Appropriately, for a "non-fiction novel," characters who fit the protagonist's paradigm become apparent, the starkest of whom is Alvin Dewey, a man driven to solve the case and who seemingly assumes the burden of the entire community (it can also be argued, I suppose, that Perry Smith is also a protagonist). And while Dewey becomes, by literary proxy, the book's hero, he is not by a long shot the sole interesting figure. In fact no character can be said to be uninteresting in the slightest, the least of whom is easily Perry Smith; and I found myself numerous times wondering whether In Cold Blood was, while not the impetus of the anti-hero in neither literature nor media, at the forefront of the flow that breached the gates, flooded our consciousness, and would eventually lead to our modern day sympathizing for -- and often dangerous idolization of -- notorious criminals. This was a full seven years before The Godfather, remember.

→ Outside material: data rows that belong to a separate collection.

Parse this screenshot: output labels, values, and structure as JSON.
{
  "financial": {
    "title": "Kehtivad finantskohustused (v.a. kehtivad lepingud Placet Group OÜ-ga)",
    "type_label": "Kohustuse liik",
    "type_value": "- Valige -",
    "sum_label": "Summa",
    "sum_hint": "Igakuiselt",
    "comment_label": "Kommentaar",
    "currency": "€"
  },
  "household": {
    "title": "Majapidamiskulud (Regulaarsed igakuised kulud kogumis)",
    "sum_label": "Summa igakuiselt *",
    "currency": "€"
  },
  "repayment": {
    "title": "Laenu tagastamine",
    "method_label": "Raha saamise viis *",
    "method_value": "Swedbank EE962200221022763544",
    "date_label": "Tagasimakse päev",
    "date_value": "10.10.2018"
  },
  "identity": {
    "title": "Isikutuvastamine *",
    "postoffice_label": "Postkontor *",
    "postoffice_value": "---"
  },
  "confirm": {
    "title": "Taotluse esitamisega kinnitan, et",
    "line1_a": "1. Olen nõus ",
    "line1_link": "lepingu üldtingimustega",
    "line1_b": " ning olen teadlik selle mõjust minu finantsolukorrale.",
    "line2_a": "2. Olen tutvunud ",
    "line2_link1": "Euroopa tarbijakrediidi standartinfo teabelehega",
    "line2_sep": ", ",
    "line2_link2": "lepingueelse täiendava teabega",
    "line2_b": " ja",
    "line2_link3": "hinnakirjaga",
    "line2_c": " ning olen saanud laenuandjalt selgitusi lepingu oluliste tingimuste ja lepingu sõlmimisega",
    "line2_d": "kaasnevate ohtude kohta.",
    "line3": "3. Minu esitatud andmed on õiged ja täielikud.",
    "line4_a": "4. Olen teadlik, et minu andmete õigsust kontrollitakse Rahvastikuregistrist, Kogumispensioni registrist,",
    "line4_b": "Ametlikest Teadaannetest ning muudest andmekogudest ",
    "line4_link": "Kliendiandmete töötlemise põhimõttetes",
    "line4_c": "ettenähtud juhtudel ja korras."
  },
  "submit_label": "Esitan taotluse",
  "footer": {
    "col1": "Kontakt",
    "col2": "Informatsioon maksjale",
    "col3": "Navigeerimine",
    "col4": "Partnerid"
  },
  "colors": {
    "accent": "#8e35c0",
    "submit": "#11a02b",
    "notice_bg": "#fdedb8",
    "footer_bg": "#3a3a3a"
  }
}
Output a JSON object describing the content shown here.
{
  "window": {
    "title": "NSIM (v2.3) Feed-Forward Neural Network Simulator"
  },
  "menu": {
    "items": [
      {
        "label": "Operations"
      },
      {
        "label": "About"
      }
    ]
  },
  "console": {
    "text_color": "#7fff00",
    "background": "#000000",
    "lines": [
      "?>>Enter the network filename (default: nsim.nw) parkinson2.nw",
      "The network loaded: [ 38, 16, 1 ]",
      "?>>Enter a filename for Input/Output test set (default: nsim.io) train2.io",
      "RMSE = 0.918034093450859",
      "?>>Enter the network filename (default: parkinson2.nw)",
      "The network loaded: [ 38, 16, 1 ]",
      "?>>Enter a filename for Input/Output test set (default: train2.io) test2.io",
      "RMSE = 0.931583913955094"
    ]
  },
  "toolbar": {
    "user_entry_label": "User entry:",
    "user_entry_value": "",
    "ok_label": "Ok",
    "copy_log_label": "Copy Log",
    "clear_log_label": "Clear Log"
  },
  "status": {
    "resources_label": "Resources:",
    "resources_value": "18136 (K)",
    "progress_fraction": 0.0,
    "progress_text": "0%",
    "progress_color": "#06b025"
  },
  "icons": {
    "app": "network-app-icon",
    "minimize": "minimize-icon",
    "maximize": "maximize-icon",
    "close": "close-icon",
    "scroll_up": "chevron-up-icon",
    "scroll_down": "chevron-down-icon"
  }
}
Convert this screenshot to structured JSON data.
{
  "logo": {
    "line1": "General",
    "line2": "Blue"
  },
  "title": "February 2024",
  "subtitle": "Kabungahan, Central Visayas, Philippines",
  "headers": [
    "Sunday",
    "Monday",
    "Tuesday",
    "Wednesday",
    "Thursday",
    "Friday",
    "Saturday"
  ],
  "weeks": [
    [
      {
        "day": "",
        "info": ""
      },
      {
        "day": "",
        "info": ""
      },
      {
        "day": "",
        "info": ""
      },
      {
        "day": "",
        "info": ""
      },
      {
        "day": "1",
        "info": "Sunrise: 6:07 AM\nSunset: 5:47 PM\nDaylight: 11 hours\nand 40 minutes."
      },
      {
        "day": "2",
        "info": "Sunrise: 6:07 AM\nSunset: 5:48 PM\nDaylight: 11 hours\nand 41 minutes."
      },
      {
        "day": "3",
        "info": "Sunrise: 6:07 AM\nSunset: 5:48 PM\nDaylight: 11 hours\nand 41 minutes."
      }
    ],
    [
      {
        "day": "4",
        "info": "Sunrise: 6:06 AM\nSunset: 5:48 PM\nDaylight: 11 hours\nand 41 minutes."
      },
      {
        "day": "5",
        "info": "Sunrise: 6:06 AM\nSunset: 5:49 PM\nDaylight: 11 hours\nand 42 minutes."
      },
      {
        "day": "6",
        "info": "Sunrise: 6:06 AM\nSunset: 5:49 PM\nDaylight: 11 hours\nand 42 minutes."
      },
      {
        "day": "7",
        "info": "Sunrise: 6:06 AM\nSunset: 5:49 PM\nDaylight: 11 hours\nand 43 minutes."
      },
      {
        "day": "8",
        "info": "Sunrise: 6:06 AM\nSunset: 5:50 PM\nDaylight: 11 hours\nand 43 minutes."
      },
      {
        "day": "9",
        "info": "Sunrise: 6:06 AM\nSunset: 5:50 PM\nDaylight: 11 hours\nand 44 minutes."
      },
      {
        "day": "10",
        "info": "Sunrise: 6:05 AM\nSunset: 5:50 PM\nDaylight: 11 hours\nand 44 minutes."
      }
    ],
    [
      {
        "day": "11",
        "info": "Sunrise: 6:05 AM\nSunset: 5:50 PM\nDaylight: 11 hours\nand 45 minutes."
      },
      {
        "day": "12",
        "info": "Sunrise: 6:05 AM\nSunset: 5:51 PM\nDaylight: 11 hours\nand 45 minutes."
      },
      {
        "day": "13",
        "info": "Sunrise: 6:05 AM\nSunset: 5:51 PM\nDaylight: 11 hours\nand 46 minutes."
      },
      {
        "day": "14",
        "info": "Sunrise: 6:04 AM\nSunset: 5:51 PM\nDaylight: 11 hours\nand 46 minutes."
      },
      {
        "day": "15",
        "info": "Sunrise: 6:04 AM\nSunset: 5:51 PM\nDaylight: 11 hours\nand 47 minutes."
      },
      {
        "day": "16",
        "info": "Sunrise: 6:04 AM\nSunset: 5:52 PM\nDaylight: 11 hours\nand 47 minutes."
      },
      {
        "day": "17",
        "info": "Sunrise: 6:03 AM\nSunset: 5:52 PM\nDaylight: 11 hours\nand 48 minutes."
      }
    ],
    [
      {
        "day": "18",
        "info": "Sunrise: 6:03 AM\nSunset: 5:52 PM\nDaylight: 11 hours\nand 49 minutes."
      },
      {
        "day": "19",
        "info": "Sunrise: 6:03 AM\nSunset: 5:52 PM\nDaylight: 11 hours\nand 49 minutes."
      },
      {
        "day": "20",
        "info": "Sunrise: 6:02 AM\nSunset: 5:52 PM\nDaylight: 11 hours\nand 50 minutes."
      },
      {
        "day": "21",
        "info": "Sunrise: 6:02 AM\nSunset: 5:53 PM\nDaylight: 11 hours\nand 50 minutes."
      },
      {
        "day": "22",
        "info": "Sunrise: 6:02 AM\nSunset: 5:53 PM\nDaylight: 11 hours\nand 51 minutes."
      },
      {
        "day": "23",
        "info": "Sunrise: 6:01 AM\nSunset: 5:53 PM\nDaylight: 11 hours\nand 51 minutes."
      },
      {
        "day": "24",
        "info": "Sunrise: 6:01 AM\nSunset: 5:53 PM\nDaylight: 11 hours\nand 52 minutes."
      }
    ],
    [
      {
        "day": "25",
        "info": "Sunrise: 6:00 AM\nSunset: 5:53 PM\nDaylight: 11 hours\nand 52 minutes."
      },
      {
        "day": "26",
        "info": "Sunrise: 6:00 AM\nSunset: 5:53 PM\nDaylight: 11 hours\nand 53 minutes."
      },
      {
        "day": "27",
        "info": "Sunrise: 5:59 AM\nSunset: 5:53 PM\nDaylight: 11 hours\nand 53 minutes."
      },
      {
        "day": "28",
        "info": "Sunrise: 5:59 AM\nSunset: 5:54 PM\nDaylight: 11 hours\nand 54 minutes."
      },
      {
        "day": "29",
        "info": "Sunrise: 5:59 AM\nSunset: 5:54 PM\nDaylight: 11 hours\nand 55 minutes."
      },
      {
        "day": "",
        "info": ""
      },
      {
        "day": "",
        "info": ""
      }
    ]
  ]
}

But for now I'll save proselytizing on the book's cultural impact in favor of urging any literary buffs who haven't read Capote's masterpiece (I was once like you, one week ago), and those who have read it but need to brush up on their recollection, to get acquainted or reacquainted with In Cold Blood, the most riveting, most symbolically poignant "non-fiction novel" I've read since The Holy Bible.

Best quote of Persons Unknown (attributed to Alvin Dewey):

"Years from now I'll still be running down tips, and every time there's a murder, a case anywhere in the country even remotely similar, I'll have to horn right in, check, see if there could be any possible connection. But it isn't only that. The real thing is I've come to feel I know Herb and the family better than they ever knew themselves. I'm haunted by them. I guess I always will be. Until I know what happened."


I do know what happened, and I'm still haunted. Dewey, I'll venture to guess, after catching the murderers, still was, too.